George Gordon Noel Byron was born in London but spent his first troubled years in Scotland. When Byron was three, his father died, after spending his mother’s fortune, and Byron and his mother faced hardships. But at ten, he inherited a great uncle’s title and estates. Later he attended the prestigious Harrow School and Cambridge University. Byron’s first published poems, ‘Hours of Idleness’, appeared when he was nineteen and were strongly criticized. Byron responded with ‘English Bards and Scotch Reviewers’, a satirical poem attacking the major literary figures of the time.
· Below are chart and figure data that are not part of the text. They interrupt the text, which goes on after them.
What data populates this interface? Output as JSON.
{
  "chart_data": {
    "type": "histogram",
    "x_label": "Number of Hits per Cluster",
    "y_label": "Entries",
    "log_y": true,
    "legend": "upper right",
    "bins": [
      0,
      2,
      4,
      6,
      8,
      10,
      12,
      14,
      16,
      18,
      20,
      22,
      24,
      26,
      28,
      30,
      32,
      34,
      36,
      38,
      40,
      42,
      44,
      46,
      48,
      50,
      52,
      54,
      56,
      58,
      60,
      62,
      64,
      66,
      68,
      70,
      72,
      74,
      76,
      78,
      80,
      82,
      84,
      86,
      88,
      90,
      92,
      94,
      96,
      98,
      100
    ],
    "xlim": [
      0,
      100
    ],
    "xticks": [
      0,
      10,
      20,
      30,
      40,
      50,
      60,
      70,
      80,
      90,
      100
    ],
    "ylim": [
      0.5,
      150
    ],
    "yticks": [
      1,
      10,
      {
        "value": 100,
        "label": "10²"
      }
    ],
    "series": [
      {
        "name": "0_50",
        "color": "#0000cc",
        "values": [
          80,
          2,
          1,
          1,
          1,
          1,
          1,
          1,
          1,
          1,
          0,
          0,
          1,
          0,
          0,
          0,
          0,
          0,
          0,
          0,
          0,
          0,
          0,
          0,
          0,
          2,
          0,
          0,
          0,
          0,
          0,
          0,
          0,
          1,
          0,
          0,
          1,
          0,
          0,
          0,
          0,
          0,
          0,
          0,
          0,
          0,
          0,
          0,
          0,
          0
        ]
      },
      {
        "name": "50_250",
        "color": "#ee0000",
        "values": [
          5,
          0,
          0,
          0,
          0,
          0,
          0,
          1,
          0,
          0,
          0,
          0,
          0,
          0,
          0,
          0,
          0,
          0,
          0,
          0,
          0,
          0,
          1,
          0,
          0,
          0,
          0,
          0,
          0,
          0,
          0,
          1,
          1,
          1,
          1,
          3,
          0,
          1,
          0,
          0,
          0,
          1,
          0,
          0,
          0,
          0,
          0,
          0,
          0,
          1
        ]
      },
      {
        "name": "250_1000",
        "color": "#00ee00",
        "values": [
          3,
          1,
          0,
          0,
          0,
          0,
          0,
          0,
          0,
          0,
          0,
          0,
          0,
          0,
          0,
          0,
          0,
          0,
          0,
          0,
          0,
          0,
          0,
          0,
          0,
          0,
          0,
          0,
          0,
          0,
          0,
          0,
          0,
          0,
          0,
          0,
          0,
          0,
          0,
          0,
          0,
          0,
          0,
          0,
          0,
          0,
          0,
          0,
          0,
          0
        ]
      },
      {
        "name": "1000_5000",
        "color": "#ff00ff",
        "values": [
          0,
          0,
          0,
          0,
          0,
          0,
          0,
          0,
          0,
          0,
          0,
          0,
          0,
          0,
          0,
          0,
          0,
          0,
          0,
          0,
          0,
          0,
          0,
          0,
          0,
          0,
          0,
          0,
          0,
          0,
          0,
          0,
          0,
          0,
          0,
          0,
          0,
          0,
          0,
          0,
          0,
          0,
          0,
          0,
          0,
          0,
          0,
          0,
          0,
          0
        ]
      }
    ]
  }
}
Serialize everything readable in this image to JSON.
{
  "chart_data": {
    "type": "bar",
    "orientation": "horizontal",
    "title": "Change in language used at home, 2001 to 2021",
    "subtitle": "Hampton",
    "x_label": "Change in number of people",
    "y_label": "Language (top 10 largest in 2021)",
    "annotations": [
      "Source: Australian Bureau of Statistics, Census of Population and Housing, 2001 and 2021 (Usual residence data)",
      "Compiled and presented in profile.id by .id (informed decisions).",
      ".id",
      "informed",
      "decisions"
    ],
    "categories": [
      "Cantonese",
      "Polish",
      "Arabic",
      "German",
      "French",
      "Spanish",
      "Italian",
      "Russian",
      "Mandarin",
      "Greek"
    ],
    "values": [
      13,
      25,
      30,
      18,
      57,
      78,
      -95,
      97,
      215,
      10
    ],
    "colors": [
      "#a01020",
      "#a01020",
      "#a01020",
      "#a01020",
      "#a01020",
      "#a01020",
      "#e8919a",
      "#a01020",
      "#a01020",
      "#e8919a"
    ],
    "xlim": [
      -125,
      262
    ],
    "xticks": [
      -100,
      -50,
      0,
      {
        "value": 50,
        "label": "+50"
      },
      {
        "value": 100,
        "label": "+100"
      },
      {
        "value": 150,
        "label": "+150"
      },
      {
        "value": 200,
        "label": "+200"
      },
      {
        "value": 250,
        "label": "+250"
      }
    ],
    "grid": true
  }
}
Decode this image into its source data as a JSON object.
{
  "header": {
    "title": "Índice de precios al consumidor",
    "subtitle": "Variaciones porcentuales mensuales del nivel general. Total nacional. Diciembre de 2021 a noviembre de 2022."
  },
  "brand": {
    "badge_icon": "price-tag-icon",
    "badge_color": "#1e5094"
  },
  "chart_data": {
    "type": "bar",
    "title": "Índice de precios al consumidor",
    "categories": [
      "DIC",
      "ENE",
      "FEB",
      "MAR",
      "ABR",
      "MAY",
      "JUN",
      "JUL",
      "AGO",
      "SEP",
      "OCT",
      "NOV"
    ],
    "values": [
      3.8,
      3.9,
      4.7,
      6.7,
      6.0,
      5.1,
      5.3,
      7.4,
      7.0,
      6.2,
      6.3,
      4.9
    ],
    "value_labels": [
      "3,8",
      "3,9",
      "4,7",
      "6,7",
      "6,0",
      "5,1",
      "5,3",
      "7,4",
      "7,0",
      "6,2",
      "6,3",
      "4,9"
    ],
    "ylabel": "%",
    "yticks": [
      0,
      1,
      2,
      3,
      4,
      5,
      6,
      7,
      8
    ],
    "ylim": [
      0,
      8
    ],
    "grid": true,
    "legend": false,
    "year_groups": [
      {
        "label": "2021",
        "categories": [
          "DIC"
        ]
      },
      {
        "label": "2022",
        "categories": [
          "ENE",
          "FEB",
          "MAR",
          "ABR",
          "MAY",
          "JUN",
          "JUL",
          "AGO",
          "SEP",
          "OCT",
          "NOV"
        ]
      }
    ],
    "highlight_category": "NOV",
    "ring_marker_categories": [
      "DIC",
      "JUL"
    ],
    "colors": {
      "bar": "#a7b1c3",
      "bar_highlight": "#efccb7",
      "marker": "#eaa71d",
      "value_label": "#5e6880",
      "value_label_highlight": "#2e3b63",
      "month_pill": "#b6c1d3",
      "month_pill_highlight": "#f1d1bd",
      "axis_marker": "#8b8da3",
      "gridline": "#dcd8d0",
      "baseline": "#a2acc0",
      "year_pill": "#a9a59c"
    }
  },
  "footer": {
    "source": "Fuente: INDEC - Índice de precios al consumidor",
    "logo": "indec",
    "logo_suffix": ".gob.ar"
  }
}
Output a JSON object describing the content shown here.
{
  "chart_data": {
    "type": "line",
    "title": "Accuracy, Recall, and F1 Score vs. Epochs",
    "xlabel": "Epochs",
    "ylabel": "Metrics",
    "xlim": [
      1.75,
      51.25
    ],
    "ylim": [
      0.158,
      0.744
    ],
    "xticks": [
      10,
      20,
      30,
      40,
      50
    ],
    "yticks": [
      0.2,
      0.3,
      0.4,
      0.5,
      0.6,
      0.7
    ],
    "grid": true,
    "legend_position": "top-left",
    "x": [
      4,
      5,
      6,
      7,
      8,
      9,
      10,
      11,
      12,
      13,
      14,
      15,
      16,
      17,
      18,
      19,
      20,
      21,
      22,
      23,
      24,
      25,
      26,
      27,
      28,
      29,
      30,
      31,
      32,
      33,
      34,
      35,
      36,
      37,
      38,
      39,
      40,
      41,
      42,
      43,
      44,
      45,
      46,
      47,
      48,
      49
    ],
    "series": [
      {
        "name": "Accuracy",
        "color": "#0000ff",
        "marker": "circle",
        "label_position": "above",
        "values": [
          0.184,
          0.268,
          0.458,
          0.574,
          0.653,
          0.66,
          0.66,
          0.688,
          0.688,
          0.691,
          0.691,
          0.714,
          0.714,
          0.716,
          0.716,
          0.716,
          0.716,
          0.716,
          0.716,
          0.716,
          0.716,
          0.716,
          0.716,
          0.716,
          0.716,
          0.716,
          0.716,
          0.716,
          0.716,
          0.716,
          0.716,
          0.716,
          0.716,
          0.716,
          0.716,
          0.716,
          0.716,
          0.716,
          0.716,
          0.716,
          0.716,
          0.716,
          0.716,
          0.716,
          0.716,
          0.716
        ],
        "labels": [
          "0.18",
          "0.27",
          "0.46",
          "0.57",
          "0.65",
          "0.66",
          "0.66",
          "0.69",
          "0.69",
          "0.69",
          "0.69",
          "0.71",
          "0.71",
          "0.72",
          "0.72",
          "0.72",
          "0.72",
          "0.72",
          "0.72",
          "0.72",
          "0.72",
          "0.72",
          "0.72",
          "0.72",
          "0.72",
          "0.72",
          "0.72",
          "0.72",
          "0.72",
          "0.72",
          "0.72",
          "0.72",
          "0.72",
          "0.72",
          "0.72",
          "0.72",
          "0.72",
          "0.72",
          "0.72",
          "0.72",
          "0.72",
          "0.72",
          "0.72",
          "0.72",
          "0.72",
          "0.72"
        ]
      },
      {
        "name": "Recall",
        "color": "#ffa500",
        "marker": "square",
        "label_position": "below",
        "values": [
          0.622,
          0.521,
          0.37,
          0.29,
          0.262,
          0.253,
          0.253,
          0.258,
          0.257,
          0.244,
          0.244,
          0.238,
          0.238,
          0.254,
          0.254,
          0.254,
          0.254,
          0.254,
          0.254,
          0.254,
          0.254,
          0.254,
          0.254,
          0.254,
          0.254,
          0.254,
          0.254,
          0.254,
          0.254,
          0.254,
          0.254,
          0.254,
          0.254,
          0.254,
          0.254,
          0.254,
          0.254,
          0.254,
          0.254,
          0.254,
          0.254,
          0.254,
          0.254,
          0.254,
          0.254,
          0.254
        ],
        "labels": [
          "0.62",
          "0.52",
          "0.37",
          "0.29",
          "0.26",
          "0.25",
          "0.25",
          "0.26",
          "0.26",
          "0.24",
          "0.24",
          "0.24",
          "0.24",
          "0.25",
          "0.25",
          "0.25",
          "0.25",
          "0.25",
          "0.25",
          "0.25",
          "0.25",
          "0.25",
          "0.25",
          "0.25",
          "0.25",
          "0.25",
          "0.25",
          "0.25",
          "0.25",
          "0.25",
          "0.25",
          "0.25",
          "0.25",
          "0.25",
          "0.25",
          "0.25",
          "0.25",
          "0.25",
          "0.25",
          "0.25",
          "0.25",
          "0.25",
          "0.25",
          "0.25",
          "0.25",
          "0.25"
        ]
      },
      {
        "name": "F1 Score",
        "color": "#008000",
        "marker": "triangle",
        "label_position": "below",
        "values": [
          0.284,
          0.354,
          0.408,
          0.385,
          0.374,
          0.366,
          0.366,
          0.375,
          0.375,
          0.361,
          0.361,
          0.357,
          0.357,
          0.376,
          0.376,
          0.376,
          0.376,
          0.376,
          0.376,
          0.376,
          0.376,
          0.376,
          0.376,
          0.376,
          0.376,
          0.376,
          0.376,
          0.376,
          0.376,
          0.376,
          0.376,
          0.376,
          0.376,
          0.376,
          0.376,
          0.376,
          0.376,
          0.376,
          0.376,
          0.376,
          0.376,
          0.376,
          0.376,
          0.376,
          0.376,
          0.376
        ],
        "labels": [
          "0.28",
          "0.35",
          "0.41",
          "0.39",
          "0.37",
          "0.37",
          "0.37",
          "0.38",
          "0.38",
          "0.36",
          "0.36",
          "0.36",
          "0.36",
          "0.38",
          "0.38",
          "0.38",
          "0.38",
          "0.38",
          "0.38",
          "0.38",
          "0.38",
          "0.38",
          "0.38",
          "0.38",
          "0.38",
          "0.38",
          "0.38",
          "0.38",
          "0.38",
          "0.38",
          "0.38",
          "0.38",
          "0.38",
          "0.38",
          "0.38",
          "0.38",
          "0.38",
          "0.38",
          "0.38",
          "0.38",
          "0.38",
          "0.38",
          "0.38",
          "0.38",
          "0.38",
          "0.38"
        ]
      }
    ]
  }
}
At 21 Byron began a two-year grand tour through Southern Europe to Turkey. These travels inspired ‘Childe Harold’s Pilgrimage’, a long poem about a world weary young lord’s journey through a Europe in need of reforms. The handsome author’s gloomy passion and pleas for justice and liberty attracted women admirers.
At 26 Byron married Annabella Milbanke. She soon left him, shocked by Byron’s affair with his half -sister Augusta. The disgrace made Byron leave England, aged 28.
In Italy, he had new love affairs and wrote his master piece ‘Don Juan’, a long, witty poem about a handsome man’s adventures with women. Byron also began ardently supporting Italian and Greek freedom from foreign control. He joined an Italian secret society and was leading Greek troops against Turks when he caught a fever and died.